(完)嘘で溢れた恋に涙する

「とりあえず、ここ出よう」


陸玖はそう言って、私の手を引き廃工場を出た。


おとなしく従ったけど、自分から何か話しかけることはできなかった。


聞きたいことはいくつもあったが、陸玖の歩みに身を任せていた。


しばらく歩くと、その廃工場が浜辺の近くにあったことに気づいた。


来た時はそこがどこかなんてどうだってよかったから、あまり気にもしてなかったから気づかなかったのだ。


しかも海の近くというだけではなく、


「島だ」


思わず呟いていた。


「そう。
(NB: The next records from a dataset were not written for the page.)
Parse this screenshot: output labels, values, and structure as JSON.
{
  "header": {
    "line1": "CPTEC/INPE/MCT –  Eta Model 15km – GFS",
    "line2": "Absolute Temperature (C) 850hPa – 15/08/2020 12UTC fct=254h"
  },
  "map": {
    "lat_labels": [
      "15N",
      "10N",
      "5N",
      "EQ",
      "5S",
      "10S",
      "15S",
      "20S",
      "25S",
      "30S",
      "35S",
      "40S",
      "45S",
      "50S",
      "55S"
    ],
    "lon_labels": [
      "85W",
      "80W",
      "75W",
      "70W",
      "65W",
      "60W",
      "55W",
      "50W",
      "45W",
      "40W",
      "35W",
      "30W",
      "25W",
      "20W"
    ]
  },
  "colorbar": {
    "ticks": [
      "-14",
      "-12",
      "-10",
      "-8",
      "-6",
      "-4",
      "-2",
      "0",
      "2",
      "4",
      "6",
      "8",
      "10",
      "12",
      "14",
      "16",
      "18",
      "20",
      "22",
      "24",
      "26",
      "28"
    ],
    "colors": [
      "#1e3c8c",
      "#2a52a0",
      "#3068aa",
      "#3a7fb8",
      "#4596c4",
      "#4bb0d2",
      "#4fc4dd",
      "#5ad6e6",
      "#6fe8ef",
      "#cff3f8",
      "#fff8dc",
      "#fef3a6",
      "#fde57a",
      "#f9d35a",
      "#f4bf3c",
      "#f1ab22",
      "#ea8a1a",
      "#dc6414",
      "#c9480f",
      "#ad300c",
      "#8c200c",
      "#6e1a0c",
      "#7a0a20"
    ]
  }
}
ここ港のすぐ近くだったんだよ」


陸玖もそう言って私の独り言に頷いてくれた。


浜辺の向こうには小さく私たちの島が見えたのだ。


「由姫はここに座ってて。俺そこの自販機で何か飲み物買ってくるから」


しばらく歩き、浜辺に降りるための階段を見つけると、陸玖はそれを指さして私に待つように指示してきた。


だけど私は無意識のうちに手をつないでくれていた方の陸玖の腕にしがみついて首を振っていた。


「やだっ!一人にしないで」


数秒後に正気に戻ったとき、そんな自分の行動を何様だと笑ってやりたくなったがその時は本当に衝動的な行動だった。


だけど陸玖はそんな私を鬱陶しがるどころか、しがみついて離れようとしない私をさっきのように強く抱きしめた。


「ごめん、由姫。
俺お前のこと守るどころか危険な目に合わせた。

あいつら大会の時の俺のせいでお前のこと知ったんだろ?

俺のせいだ。本当にごめん」


陸玖は静かに涙を流していた。


綺麗で透き通った涙だった。


「なんで陸玖が私なんかのために泣いてるの?」


思わずそう呟いてしまう自分がいた。


でも私の心の中にあったのはそれだけだった。